3.4 Why Tidy Principles and {tidymodels}?

The {tidyverse} has four guiding principles which {tidymodels} shares.

  • It is human centered, i.e. the {tidyverse} is designed specifically to support the activities of a human data analyst.

    • Functions use sensible defaults, or use no defaults in cases where the user must make a choice (e.g. a file path).
    • {recipes} and {parnsip} enable data frames to be used every where in the modeling process. Data frames are often more convenient than working with matrices/vectors.
  • It is consistent, so that what you learn about one function or package can be applied to another, and the number of special cases that you need to remember is as small as possible.

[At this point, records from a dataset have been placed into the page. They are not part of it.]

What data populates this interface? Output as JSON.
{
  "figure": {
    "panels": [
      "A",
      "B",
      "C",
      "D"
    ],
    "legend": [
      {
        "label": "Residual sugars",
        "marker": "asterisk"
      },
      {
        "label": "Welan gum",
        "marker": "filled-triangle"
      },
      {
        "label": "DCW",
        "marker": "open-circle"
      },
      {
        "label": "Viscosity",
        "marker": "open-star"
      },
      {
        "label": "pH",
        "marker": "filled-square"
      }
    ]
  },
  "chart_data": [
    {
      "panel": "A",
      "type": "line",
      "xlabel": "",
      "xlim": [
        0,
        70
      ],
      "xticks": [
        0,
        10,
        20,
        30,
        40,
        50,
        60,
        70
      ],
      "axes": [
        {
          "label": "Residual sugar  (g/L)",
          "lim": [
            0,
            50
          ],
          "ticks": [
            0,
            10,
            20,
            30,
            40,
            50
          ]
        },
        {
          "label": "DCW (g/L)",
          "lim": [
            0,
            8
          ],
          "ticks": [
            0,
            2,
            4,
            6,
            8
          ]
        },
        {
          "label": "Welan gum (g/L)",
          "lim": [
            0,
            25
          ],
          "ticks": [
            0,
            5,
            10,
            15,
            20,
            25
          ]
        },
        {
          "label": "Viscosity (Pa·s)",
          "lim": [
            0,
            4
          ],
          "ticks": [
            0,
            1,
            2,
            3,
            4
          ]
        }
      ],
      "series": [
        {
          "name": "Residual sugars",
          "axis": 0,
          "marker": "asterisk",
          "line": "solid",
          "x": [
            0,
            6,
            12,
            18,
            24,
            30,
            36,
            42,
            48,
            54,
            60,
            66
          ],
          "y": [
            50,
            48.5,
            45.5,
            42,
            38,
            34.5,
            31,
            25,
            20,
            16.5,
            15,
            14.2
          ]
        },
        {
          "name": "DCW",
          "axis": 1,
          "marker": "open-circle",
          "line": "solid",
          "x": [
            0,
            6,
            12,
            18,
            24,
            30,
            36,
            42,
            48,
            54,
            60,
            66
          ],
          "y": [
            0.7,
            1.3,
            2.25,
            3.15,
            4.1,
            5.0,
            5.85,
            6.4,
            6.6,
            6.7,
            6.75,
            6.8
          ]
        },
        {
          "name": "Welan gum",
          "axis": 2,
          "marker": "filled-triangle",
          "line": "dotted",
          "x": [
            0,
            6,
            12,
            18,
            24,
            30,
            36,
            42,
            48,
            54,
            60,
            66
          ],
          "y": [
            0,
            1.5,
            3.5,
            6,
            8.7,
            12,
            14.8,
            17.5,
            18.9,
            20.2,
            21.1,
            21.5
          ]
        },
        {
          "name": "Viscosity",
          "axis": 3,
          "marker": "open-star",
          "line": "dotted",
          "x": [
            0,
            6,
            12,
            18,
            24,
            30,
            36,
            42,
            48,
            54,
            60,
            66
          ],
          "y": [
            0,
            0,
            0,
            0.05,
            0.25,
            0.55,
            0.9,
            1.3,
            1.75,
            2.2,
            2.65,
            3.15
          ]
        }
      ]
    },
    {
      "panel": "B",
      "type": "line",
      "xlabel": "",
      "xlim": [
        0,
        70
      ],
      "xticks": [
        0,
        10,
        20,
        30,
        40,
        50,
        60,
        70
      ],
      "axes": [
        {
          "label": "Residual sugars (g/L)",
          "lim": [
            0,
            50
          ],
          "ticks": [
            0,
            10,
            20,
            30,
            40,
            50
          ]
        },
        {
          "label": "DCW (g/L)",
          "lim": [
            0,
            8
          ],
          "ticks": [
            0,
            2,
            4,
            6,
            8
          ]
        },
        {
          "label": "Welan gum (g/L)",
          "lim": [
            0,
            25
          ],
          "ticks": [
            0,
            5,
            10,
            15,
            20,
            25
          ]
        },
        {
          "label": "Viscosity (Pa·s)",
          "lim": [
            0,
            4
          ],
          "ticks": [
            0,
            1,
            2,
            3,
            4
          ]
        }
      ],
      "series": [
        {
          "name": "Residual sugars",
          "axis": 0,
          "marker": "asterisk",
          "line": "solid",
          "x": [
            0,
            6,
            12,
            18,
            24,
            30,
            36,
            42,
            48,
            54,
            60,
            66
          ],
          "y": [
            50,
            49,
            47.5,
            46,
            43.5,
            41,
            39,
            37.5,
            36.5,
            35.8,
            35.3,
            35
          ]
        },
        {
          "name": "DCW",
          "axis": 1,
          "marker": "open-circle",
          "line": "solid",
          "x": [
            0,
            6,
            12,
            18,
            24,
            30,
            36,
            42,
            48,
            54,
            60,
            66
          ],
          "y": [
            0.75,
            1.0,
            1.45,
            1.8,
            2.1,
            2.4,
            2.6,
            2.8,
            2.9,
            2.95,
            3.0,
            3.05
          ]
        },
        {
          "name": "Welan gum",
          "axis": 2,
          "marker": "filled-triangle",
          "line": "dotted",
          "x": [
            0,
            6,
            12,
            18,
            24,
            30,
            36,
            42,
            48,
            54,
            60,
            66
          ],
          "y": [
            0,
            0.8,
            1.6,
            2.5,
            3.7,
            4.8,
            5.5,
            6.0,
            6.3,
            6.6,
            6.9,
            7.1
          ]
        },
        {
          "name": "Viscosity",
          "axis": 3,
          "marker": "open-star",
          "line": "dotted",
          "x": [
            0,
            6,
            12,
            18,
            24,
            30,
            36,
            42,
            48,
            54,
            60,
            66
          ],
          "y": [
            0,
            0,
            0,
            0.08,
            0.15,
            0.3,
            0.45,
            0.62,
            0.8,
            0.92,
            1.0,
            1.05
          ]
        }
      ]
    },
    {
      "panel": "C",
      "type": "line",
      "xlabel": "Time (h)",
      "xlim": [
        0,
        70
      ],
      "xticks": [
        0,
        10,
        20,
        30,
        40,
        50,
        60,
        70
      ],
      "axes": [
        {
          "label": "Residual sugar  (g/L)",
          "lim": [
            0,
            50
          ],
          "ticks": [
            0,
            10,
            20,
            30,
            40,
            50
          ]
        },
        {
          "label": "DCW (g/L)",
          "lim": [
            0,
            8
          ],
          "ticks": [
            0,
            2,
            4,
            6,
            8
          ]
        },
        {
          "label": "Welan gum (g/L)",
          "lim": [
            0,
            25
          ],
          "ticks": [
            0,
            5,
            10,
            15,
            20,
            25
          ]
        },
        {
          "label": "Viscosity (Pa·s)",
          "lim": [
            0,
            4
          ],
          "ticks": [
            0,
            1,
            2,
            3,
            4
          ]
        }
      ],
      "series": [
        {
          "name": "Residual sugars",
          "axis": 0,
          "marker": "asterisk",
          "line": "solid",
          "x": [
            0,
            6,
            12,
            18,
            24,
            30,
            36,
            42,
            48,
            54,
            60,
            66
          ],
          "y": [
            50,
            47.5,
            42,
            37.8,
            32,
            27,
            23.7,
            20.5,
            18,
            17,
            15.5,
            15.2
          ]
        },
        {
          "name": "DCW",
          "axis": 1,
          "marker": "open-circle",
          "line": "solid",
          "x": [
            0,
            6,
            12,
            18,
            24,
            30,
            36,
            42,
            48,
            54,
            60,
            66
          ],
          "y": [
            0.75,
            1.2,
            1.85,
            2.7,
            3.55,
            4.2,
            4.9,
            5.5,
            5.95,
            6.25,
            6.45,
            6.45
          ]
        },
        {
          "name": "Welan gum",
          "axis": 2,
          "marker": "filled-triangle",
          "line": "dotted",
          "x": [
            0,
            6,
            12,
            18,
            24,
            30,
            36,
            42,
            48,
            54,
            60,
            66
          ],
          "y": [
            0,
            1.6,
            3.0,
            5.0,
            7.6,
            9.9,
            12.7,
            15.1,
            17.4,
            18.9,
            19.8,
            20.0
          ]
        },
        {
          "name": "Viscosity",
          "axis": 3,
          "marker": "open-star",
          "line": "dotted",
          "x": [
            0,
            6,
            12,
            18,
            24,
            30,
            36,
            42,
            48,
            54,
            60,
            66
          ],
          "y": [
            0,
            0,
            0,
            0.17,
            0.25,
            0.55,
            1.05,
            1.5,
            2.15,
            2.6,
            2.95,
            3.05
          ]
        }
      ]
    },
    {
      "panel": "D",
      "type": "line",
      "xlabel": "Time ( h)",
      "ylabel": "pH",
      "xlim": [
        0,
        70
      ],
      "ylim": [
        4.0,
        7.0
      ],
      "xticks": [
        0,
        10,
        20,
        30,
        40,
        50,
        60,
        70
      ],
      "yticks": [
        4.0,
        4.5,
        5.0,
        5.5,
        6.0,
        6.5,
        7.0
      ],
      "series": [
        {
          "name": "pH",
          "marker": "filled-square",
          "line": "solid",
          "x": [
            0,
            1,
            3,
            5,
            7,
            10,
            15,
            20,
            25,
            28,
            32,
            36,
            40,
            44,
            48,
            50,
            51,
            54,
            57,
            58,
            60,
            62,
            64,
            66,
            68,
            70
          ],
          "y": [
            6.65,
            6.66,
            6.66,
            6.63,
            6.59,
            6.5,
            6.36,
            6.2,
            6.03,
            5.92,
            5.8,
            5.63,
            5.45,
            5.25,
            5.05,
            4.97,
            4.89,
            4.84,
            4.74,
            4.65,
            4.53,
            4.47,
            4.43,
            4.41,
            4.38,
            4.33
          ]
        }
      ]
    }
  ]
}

    • Object orientated programming (mainly S3) for functions such as predict() provide a consistent interface to the user.
    • broom::tidy() output is in a consistent format (data frame). List outputs provided by package-specific functions vary.
  • It is composable, allowing you to solve complex problems by breaking them down into small pieces, supporting a rapid cycle of exploratory iteration to find the best solution.

    • {recipes}, {parsnip}, {tune}, {dials}, etc are separate packages used in a tidy machine learning development workflow. It may seem inconvenient to have so many packages to perform specific tasks, but such a paradigm is helpful for decomposing the whole model design process, often making problems feel more manageable.
  • It is inclusive, because the tidyverse is not just the collection of packages, but it is also the community of people who use them.

    • Although the {tidyverse} and {tidymodels} are opinionated in their design, the developers are receptive to public feedback.